Bart betrachtete mich mit einem triumphierenden Lächeln. „Aber über vieles." Wieder wusste ich nicht, was er meinte.

Manchmal war es, als würde er verschlüsselt sprechen. Wo waren wir gerade? Ach ja, Kontrolle. Nicht Kontrolle über alles. Das kannte ich, es gab so vieles über das ich keine Kontrolle hatte, zum Beispiel hatte ich keine Kontrolle über meine Gefühle. Ich konnte nicht entscheiden, wen ich liebe. Ich konnte mich nicht dafür entscheiden, schwul zu sein. Das hatte das Leben für mich entschieden. So wie den Tod meines Vaters. Und ich musste mich daran gewöhnen, damit zurechtkommen, es einfach akzeptieren und das Beste daraus machen.

Aber es war nicht einfach. Dieses verdammte Leben war nicht einfach, meine Familie war nicht einfach und meine Traumkarriere war nicht einfach. Und dann war da noch dieser Bart, unverschämt gutaussehend mit seinem scheinbar perfekten Leben. Ein Gesicht wie ein Filmstar, ein Lächeln wie ein Bösewicht. Offenbar unzerstörbar.

Eine unerwartete Welle der Verzweiflung baute sich über mir auf, erfasste mich mit voller Wucht. Gerade hatte ich diese Gedanken zu Ende gedacht, da machte sich mein Körper auch schon selbstständig, lehnte sich zu Bart hinüber und presste meine Lippen auf seine, fest und verzweifelt, ohne mein Okay. Ich küsste ihn energisch, seine Lippen schmeckten nach Sekt.

Plötzlich wurde mir bewusst, was ich da gerade tat und ich schnellte zurück, schwankend. Kaum war er frei, drückte er sich wortlos von der Säule ab und verschwand durch das Eingangsportal.

Ich blieb stumm und mit leerem Kopf zurück, setzte mich auf die Stufen der Treppe, die hier hinauf führte und betrachtete die Stadt vor meinen Augen. Sie sah wunderschön aus.

Vielleicht würde ich ja einmal hier leben, wenn ich es geschafft hatte. Ich würde ein schönes Appartement kaufen, eines, das auch Austin gefallen würde. Wir würden uns jeden Abend die Lichter ansehen.

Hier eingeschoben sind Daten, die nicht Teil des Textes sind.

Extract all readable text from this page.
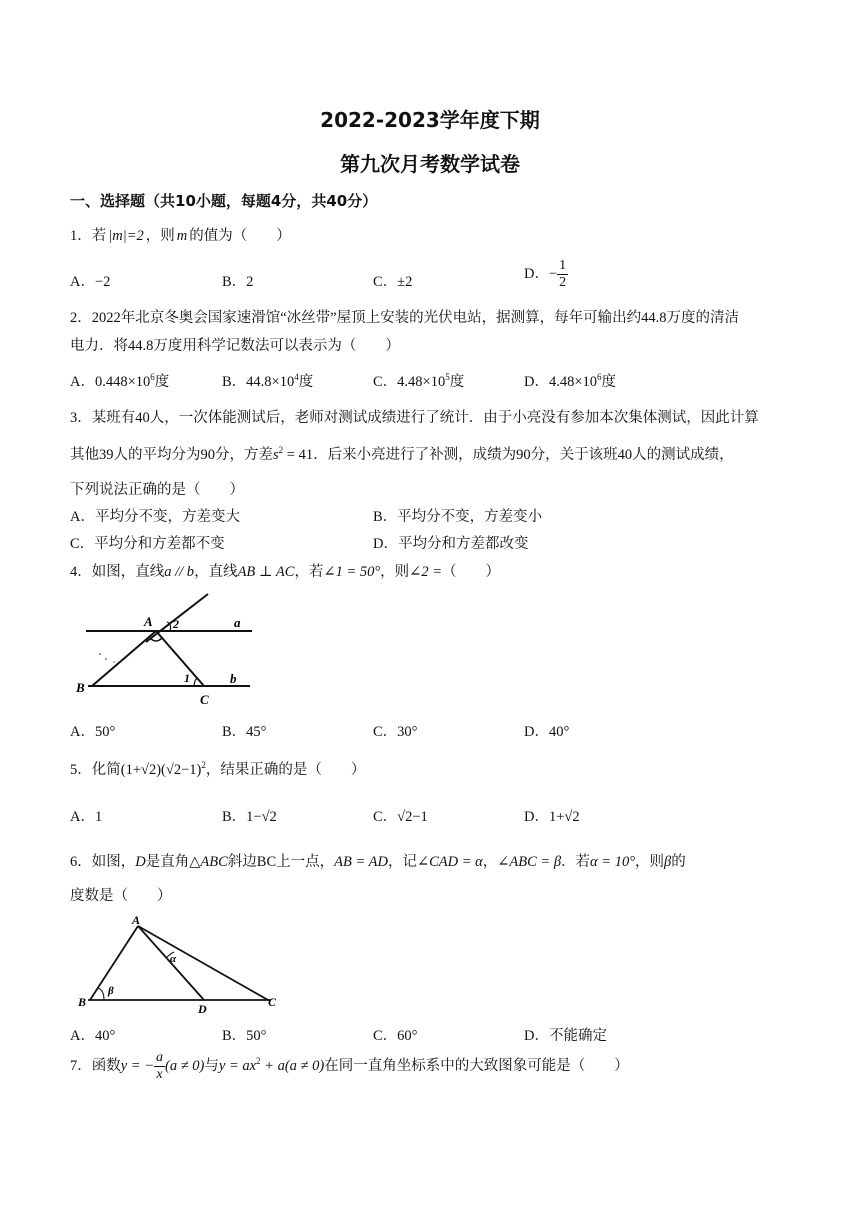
2022-2023学年度下期
第九次月考数学试卷
一、选择题（共10小题，每题4分，共40分）
1．若 |m|=2 ，则 m 的值为（　　）
A．−2	B．2	C．±2
D．− $\frac{1}{2}$
2．2022年北京冬奥会国家速滑馆“冰丝带”屋顶上安装的光伏电站，据测算，每年可输出约44.8万度的清洁
电力．将44.8万度用科学记数法可以表示为（　　）
A．$0.448\times 10^6$度	B．$44.8\times 10^4$度	C．$4.48\times 10^5$度	D．$4.48\times 10^6$度
3．某班有40人，一次体能测试后，老师对测试成绩进行了统计．由于小亮没有参加本次集体测试，因此计算
其他39人的平均分为90分，方差$s^2 = 41$．后来小亮进行了补测，成绩为90分，关于该班40人的测试成绩，
下列说法正确的是（　　）
A．平均分不变，方差变大	B．平均分不变，方差变小
C．平均分和方差都不变	D．平均分和方差都改变
4．如图，直线a // b，直线AB ⊥ AC，若∠1 = 50°，则∠2 =（　　）
A 2	a
B
1
C
b
A．50°	B．45°	C．30°	D．40°
5．化简$(1+√2)(√2-1)^2$，结果正确的是（　　）
A．1	B．1−√2	C．√2−1	D．1+√2
6．如图，D是直角△ABC斜边BC上一点，AB = AD，记∠CAD = α，∠ABC = β．若α = 10°，则β的
度数是（　　）
A
B	D	C
α
β
A．40°	B．50°	C．60°	D．不能确定
7．函数y = − $\frac{a}{x} (a \ne 0)$与$y = ax^2 + a(a \ne 0)$在同一直角坐标系中的大致图象可能是（　　）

Einen Augenblick später war Austin da und setzte sich neben mich.

„Was machst du hier draußen?", wollte er wissen und schlang die Arme frierend um sich.

„Das ist ein wunderschöner Abend", sagte ich. All meine Verzweiflung hatte sich in Luft aufgelöst. Austin war bei mir. Er nahm meine Hand zwischen seine und lehnte sich an mich.

„Ja. Gehen wir rein, es ist kalt."

Ich nickte, wollte aufstehen, aber es drehte sich viel. Austin half mir auf. „Wie viel hast du getrunken während ich weg war?"

Ich zeigte auf das leere Glas, das ganz einsam auf dem Boden stand. Austin schüttelte den Kopf, nahm meine Hand und zog mich nach drinnen. Ich konzentrierte mich auf seine warme Hand in meiner.

Sie ließ mich den ganzen Abend nicht mehr los.